Jumat, 16 Desember 2011

Jamil Mubarok: Hakim Peminta Striptease Tunjukkan Pengawasan MA Longgar

Jakarta – Hakim Dwi Djanuanto dipecat Majelis Kehormatan Hakim (MKH) karena terbukti meminta penari telanjang dan tiket pesawat kepada pihak berperkara. Munculnya kasus ini menunjukkan pengawasan Mahkamah Agung (MA) yang longgar.

“Ini harus ada sikap tegas. Aturan sudah ada, tetapi harus dijalankan secara tegas, tidak ada toleransi lagi. MA seharusnya sudah punya deteksi dini. Adanya kasus ini menunjukkan longgarnya pengawasan MA terhadap hakim,” kata peneliti dari Masyarakat Transparansi Indonesia (MTI) Jamil Mubarok.

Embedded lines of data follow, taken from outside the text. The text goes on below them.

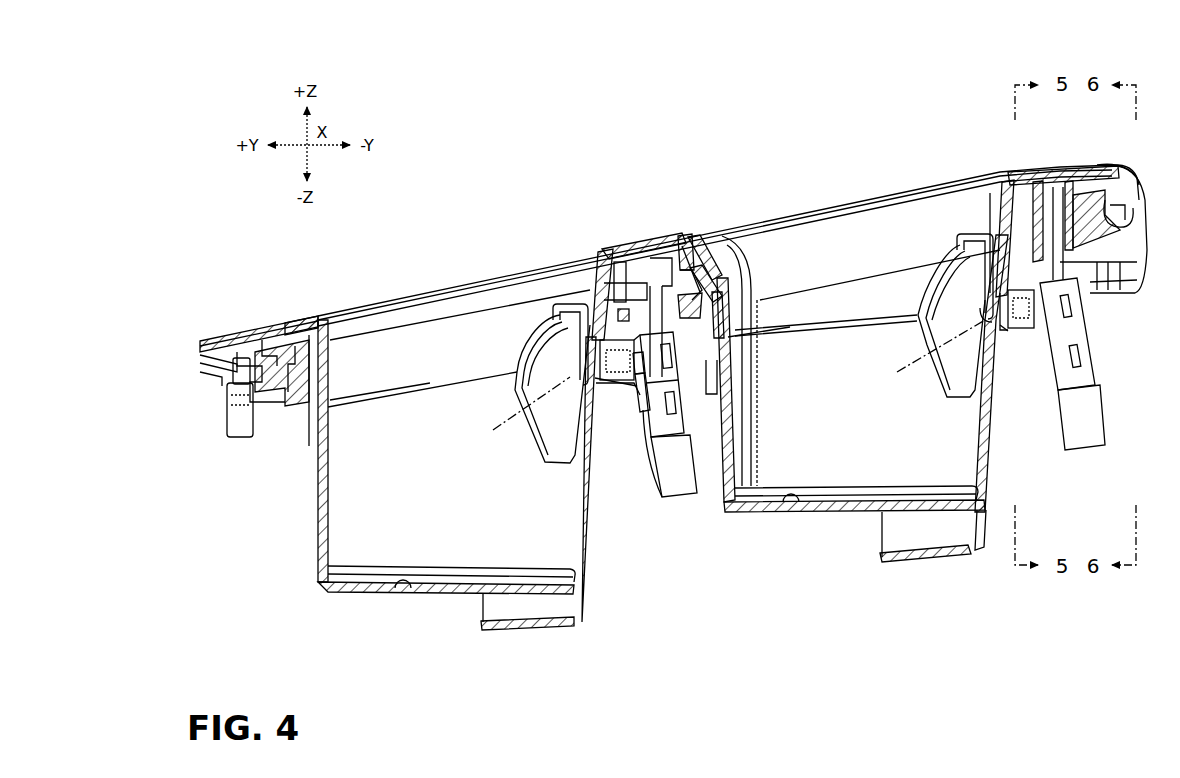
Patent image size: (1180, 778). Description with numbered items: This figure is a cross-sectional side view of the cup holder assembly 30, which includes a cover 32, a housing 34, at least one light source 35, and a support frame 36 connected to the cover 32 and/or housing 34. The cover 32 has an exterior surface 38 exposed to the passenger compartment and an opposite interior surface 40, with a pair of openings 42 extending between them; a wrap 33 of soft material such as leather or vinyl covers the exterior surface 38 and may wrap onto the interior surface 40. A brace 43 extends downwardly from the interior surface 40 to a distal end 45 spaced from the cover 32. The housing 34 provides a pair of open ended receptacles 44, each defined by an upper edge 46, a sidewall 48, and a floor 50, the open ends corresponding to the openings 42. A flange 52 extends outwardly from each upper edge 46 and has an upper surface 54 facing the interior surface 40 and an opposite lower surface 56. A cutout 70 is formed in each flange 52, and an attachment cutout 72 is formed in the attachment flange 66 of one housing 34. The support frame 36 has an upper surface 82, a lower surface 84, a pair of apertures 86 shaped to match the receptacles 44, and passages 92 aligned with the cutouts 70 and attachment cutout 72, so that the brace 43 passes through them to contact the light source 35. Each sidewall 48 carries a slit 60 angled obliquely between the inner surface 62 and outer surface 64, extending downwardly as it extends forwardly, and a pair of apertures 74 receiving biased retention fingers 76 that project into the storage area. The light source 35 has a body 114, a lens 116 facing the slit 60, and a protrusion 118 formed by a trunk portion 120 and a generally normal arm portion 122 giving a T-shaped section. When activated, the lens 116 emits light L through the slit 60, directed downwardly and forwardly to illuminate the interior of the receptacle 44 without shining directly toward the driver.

The cup holder assembly 30 is at (657, 240).
The cover 32 is at (268, 335).
The wrap 33 is at (217, 343).
The housing 34 is at (615, 454).
The light source 35 is at (851, 408).
The support frame 36 is at (1088, 228).
The exterior surface 38 is at (652, 255).
The interior surface 40 is at (672, 245).
The openings 42 is at (322, 322).
The brace 43 is at (627, 282).
The open ended receptacles 44 is at (370, 345).
The distal end 45 is at (665, 330).
The upper edge 46 is at (413, 310).
The sidewall 48 is at (318, 515).
The floor 50 is at (400, 590).
The flange 52 is at (250, 395).
The upper surface 54 is at (592, 282).
The lower surface 56 is at (600, 320).
The slit 60 is at (595, 383).
The inner surface 62 is at (422, 472).
The outer surface 64 is at (317, 484).
The attachment flange 66 is at (700, 252).
The cutout 70 is at (648, 300).
The attachment cutout 72 is at (693, 232).
The apertures 74 is at (560, 322).
The retention fingers 76 is at (522, 357).
The upper surface 82 is at (1095, 195).
The lower surface 84 is at (1122, 225).
The apertures 86 is at (310, 412).
The passages 92 is at (690, 317).
The body 114 is at (657, 440).
The lens 116 is at (618, 385).
The protrusion 118 is at (637, 410).
The trunk portion 120 is at (600, 393).
The arm portion 122 is at (645, 430).
The light L is at (512, 418).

Berikut ini wawancara detikcom dengan Jamil, Kamis (24/11/2011):

Hakim Pengadilan Negeri Yogyakarta Dwi Djanuanto terbukti meminta penari telanjang dan tiket pesawat kepada pihak berperkara. Hakim Mahkamah Syariah Tapaktuan Provinsi Aceh Dainuri juga terbukti melakukan perbuatan asusila. Apa pandangan MTI terhadap kasus ini?

Ini cerminan dari masih belum bermartabatnya hakim di Indonesia. Kemudian dengan perilaku ini kehormatan hakim akhirnya tidak ada, hilang. Dari dua kasus ini harus jadi pembelajaran penting Mahkamah Agung (MA) dalam menegakkan moral dan etika di antara hakim.

Pentingnya intensifikasi pengawasan pada perilaku hakim dari internal MA agar tidak terulang kembali. Ini sangat memalukan wajah hukum Indonesia. Perilaku hakim seperti itu langsung atau tidak langsung berpengaruh pada pengambilan keputusan. Hakim menjadi tidak kredibel, langsung atau tidak bisa berpengaruh pada kualitas keputusan. Karena putusan adalah cerminan perilaku hakimnya juga.

Bisa berimbas pada munculnya ketidakpercayaan masyarakat pada penegak hukum?

Totalitas reformasi penegak hukum masih jauh dari harapan masyarakat, dengan contoh saat ini, seharusnya pada stakeholder, Ketua MA, pimpinan Kejaksan dan Kapolri. Ini realita yang menyedihkan, menyakitkan. Jadinya tidak sesuai dengan arah pembaruan hukum di Indonesia.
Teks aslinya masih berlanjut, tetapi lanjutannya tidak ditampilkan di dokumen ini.